Hear, O Israel! The LORD is our God, the LORD is one! You shall love the LORD your God with all your heart and with all your soul and with all your might. These words, which I am commanding you today, shall be on your heart. You shall teach them diligently to your sons and shall talk of them when you sit in your house and when you walk by the way and when you lie down and when you rise up. You shall bind them as a sign on your hand and they shall be as frontals on your forehead. You shall write them on the doorposts of your house and on your gates. (Deuteronomy 6:4-9 NASB)
Fathers, do not provoke your children to anger, but bring them up in the discipline and instruction of the Lord. (Ephesians 6:4)
I’m very grateful that both my parents and in-laws did the hard work in those early years of parenting to ensure that their children had a good relationship with them. As a result, it was the most natural thing in the world to involve them in my courting relationship. They never had to force it upon me. I wanted to their advice, protection, and support. If they hadn’t volunteered it, I would have asked for it.

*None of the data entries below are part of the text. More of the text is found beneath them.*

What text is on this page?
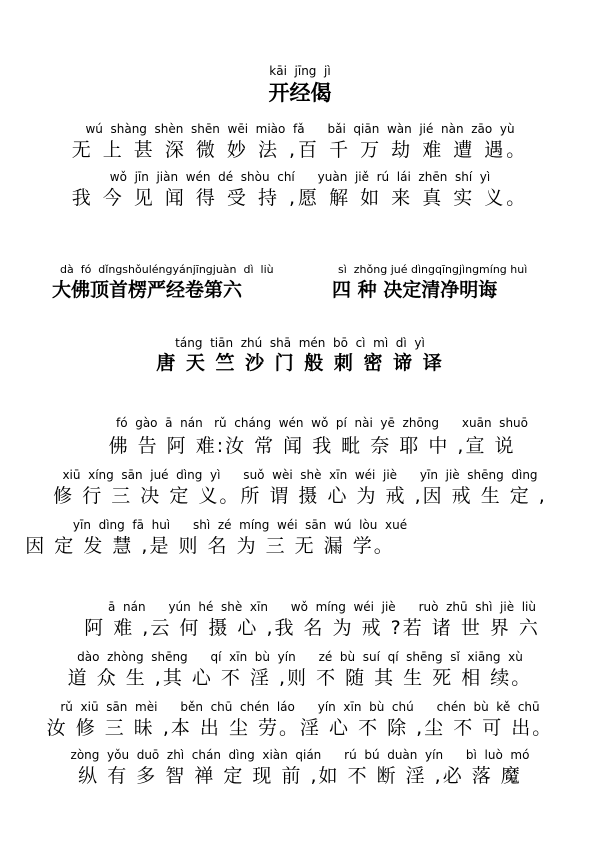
kāi  jīng  jì
开经偈
wú  shàng  shèn  shēn  wēi  miào  fǎ      bǎi  qiān  wàn  jié  nàn  zāo  yù
无 上 甚 深 微 妙 法 ,百 千 万 劫 难 遭 遇。
wǒ  jīn  jiàn  wén  dé  shòu  chí      yuàn  jiě  rú  lái  zhēn  shí  yì
我 今 见 闻 得 受 持 ,愿 解 如 来 真 实 义。
dà  fó  dǐngshǒuléngyánjīngjuàn  dì  liù
大佛顶首楞严经卷第六
sì  zhǒng jué dìngqīngjìngmíng huì
四 种 决定清净明诲
táng  tiān  zhú  shā  mén  bō  cì  mì  dì  yì
唐 天 竺 沙 门 般 刺 密 谛 译
fó  gào  ā  nán   rǔ  cháng  wén  wǒ  pí  nài  yē  zhōng      xuān  shuō
佛 告 阿 难:汝 常 闻 我 毗 奈 耶 中 ,宣 说
xiū  xíng  sān  jué  dìng  yì      suǒ  wèi  shè  xīn  wéi  jiè      yīn  jiè  shēng  dìng
修 行 三 决 定 义。所 谓 摄 心 为 戒 ,因 戒 生 定 ,
yīn  dìng  fā  huì      shì  zé  míng  wéi  sān  wú  lòu  xué
因 定 发 慧 ,是 则 名 为 三 无 漏 学。
ā  nán      yún  hé  shè  xīn      wǒ  míng  wéi  jiè      ruò  zhū  shì  jiè  liù
阿 难 ,云 何 摄 心 ,我 名 为 戒 ?若 诸 世 界 六
dào  zhòng  shēng      qí  xīn  bù  yín      zé  bù  suí  qí  shēng  sǐ  xiāng  xù
道 众 生 ,其 心 不 淫 ,则 不 随 其 生 死 相 续。
rǔ  xiū  sān  mèi      běn  chū  chén  láo      yín  xīn  bù  chú      chén  bù  kě  chū
汝 修 三 昧 ,本 出 尘 劳。淫 心 不 除 ,尘 不 可 出。
zòng  yǒu  duō  zhì  chán  dìng  xiàn  qián      rú  bú  duàn  yín      bì  luò  mó
纵 有 多 智 禅 定 现 前 ,如 不 断 淫 ,必 落 魔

Parents who do not have this relational foundation should be very careful in moving forward with courtship. It’s not impossible for them to restore the relationship and play a more involved role in their child’s life. But they need to take the time to gain trust, beginning with a transparent conversation that includes the phrase, “Please forgive me for…”
An eagerness to court
This is related to the previous point. Forcing, manipulating, or coercing your children into doing courtship is one of the best ways to foster bitterness and resentment. All the parties involved in a courtship should want to be involved in a courtship.
To accomplish this, parents must begin teaching about courtship before the first time they have a crush on a member of the opposite sex. A couple should go into the relationship knowing what courtship is, why it is done, and excited about all of it They need to understand the orthodoxy, orthopraxy, and orthopathy of courtship right from the beginning.

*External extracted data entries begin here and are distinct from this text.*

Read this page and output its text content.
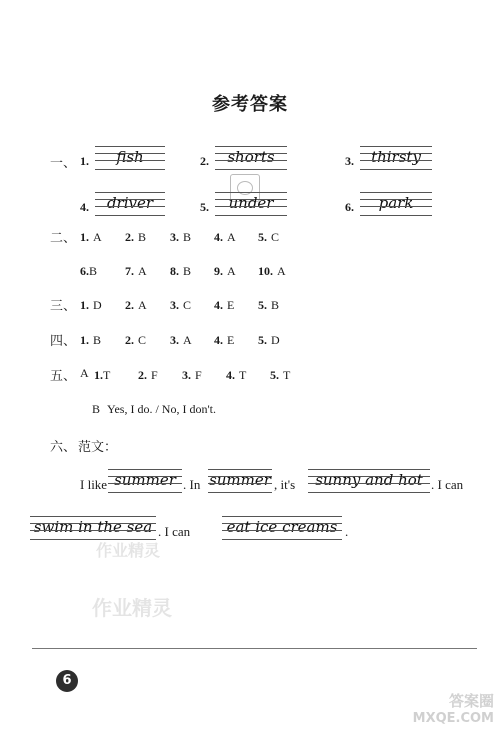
参考答案
一、 1.	fish	2.	shorts	3.	thirsty
4.	driver	5.	under	6.	park
二、 1. A 2. B 3. B 4. A 5. C
6.B 7. A 8. B 9. A 10. A
三、 1. D 2. A 3. C 4. E 5. B
四、 1. B 2. C 3. A 4. E 5. D
五、 A 1.T 2. F 3. F 4. T 5. T
B Yes, I do. / No, I don't.
六、 范文：
I like summer . In summer , it's	sunny and hot . I can
swim in the sea . I can	eat ice creams .
作业精灵
作业精灵
6
答案圈
MXQE.COM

A consistent pursuit of purity
Laws have loopholes. No one knew this better than the Pharisees (Matthew 23:16-22, Mark 7:9-13). A law-governed courtship will create an extensive list of dos and don’ts. But if there is no heart to glorify God, there will be a temptation to indulge in anything not on the “list”.
I know too many young men who followed all the courtship rules (per se) but were enslaved to pornagrophy the entire time. This inconsistency carries over into the marriage and creates innumerable problems. Often times, courtship takes the blame for these problems. But the bigger issue was hypocrisy.
A courtship governed by grace and love will go beyond any list. A heart that desires purity will protect itself in both public and private. Courtship must never be used as a mask to cover deeper issues of immorality. It’s merely a tool to be used for the glory of God.
A realistic expectation of courtship’s purpose
Courtship is often sold to young people and their parents as a way to ensure marital and sexual bliss, free from the problems that plague dating relationships. Experience soon teaches that courtship does not deliver on those kind of promises. Disillusionment sets in and before long the baby is thrown out with the bathwater.
The fact is that marriage takes work. There’s nothing that can be done on the front end of marriage to make that not the case. Courtship does not and cannot prevent marriages from having difficulties and struggles. Some marriages that were brought about by courtship (like the one between Josh and Shannon Harris) end in disaster. Some marriages brought about dating (like most marriages in this country) also end in disaster. The method used to find a spouse is not necessarily to be blamed in either case.
So what then is the point of courtship? If it won’t ensure an automatically perfect marriage than why do it? The goal of courtship is not to eliminate all marital problems. It’s to put the couple in the best position possible to biblically and effectively deal with all marital problems. Advocates of courtship, like myself, believe that having wise parental counsel and protection from relationship-harming sins helps equip couples do the hard work of loving their spouse and working through problems.
I’m saddened by the news about Josh Harris and my heart breaks for all those affected by his rejection of Christianity. But my commitment to grace-governed courtship is completely unshaken. All forms of finding a mate (yes, that includes traditional dating) can become legalistic and problematic. But I believe that when done with a correct heart of love for God and others, courtship (as I’ve previously defined it) best fits the teachings and principles of God’s Word.
For those who have been critical of courtship, I would ask you to look beyond the Josh Harrises of the world and examine the concept of courtship on its own merits. Yes, I know that there is legalism and hypocrisy in the courtship movement. But that doesn’t change the biblical principles behind courtship. Does the Bible encourage parental involvement in the lives of children? Does God’s Word promote sexual holiness? What would that look like practically? These are the questions that need to be asked.
For those in the courtship movement, I would ask you to kiss hypocrisy, not courtship, goodbye. Look beyond laws and lists and see the heart of God. Make sure you are not merely conforming to a list of external standards but are exemplifying a passionate desire to honor God in your search for a spouse. Our desire must be to please Him in our parental, courtship, and marital relationships.
By God’s grace, let’s take courtship beyond the law and beyond Josh Harris.